I figli che si vedono imposte maggiori rinunce per motivi economici sono quelli dei genitori under 30, di quelli residenti nelle isole (dove la rinuncia allo smartphone raggiunge il 50%, ai viaggi di studi all’estero il 37% e all’iscrizione al corso di studi desiderato il 33%) . E di quelli appartenenti al ceto popolare. Bisogna “porre una madre nella condizione di non dover scegliere tra lavoro e cura dei figli. Oppure liberare tante giovani coppie dalla zavorra della precarietà occupazionale e dell’impossibilità di acquistare una casa”, insegna Jorge Mario Bergoglio. Lancia un monito, all’Italia e all’Europa, sulla necessità di un cambio di passo sulle politiche per la natalità. “A livello istituzionale urgono politiche efficaci, scelte coraggiose, concrete e di lungo termine- avverte il Pontefice-. C’è bisogno di un impegno maggiore da parte di tutti i governi, perché le giovani generazioni vengano messe nelle condizioni di poter realizzare i propri legittimi sogni. Dio ci ha voluti, nessuno escluso. Promuovere la natalità con realismo, lungimiranza e coraggio. Il numero delle nascite è il primo indicatore della speranza di un popolo. Senza bambini e giovani, un Paese perde il suo desiderio di futuro“. Prosegue Francesco:  “Il problema del nostro mondo non sono i bambini che nascono: sono l’egoismo, il consumismo e l’individualismo, che rendono le persone sazie, sole e infelici.
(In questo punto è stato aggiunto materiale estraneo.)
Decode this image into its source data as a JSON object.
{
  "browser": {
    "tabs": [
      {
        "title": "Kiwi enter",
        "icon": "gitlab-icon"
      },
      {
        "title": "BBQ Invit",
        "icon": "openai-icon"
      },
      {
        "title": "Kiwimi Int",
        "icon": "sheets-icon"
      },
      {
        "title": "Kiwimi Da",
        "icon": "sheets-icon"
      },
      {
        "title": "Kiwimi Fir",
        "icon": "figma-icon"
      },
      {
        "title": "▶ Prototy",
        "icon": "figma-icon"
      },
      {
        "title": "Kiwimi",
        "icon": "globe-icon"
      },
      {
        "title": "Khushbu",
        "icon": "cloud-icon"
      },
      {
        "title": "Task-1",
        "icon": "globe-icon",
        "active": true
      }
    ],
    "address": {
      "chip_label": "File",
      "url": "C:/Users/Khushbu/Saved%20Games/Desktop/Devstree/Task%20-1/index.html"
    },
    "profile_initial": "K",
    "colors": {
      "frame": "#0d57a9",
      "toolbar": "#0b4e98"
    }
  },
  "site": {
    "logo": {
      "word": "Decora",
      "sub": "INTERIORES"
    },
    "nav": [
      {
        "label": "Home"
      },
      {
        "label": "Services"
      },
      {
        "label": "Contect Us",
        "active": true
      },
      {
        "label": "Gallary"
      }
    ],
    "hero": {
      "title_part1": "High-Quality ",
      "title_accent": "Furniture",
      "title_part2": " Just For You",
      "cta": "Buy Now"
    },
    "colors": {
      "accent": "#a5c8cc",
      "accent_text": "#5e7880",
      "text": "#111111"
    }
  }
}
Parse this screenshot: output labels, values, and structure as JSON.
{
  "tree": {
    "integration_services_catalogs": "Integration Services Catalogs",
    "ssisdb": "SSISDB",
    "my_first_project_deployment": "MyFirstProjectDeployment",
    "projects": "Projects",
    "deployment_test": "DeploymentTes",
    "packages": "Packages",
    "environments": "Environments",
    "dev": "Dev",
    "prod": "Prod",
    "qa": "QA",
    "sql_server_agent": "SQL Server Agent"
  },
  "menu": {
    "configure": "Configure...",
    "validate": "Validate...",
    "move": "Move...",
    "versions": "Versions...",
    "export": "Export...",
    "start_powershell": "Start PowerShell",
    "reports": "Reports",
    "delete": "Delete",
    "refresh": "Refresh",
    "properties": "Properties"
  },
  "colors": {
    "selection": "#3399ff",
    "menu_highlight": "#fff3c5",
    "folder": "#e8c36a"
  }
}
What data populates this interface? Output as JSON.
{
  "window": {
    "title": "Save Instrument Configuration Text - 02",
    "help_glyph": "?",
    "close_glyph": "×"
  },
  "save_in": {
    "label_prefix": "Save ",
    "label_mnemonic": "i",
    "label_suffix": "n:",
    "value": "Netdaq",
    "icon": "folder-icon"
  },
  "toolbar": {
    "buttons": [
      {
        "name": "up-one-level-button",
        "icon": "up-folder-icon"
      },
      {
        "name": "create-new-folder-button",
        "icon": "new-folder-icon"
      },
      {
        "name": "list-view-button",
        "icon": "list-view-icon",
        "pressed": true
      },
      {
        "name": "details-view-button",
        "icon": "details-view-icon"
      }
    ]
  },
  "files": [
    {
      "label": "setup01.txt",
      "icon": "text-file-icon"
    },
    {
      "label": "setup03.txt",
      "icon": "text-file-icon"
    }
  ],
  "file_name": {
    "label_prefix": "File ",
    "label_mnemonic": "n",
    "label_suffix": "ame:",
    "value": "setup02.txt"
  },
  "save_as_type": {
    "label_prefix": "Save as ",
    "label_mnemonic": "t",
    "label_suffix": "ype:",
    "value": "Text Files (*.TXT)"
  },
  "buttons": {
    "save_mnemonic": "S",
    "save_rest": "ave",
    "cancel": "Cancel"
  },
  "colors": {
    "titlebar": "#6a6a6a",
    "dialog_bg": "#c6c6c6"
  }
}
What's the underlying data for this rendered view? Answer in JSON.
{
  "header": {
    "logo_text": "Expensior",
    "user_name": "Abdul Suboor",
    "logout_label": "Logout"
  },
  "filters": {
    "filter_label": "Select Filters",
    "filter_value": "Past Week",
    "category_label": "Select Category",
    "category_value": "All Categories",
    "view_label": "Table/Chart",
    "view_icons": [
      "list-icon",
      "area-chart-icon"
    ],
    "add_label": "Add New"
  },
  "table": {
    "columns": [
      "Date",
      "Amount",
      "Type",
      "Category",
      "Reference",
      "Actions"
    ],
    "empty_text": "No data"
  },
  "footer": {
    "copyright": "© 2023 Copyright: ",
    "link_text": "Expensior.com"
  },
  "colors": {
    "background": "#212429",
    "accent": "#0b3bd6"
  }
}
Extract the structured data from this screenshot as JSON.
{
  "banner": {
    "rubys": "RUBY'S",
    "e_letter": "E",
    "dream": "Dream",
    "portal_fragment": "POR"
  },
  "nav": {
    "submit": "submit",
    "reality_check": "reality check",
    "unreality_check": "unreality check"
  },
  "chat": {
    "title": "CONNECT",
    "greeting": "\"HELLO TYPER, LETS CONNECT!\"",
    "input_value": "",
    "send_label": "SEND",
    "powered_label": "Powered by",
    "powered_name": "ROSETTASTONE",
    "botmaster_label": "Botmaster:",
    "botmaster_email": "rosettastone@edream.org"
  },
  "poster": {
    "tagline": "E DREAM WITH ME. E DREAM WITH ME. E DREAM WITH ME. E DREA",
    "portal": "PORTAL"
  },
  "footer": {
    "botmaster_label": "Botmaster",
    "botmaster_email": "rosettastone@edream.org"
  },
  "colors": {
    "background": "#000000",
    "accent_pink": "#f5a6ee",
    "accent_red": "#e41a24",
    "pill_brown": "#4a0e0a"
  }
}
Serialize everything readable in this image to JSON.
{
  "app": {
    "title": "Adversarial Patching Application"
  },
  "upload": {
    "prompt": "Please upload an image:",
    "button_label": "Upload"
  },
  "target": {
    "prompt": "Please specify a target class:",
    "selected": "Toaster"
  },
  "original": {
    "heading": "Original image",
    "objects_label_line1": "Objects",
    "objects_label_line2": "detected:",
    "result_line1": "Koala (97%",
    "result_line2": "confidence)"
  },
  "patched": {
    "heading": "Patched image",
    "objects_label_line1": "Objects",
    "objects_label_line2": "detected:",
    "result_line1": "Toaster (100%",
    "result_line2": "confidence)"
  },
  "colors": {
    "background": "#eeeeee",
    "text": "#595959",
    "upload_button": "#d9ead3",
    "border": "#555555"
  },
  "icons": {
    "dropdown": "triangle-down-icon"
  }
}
In passato, non sono mancati studi e teorie che mettevano in guardia sul numero degli abitanti della Terra, perché la nascita di troppi bambini avrebbe creato squilibri economici, mancanza di risorse e inquinamento. Mi ha sempre colpito constatare come queste tesi, ormai datate e superate da tempo, parlassero di esseri umani come se si trattasse di problemi. Ma la vita umana non è un problema, è un dono”.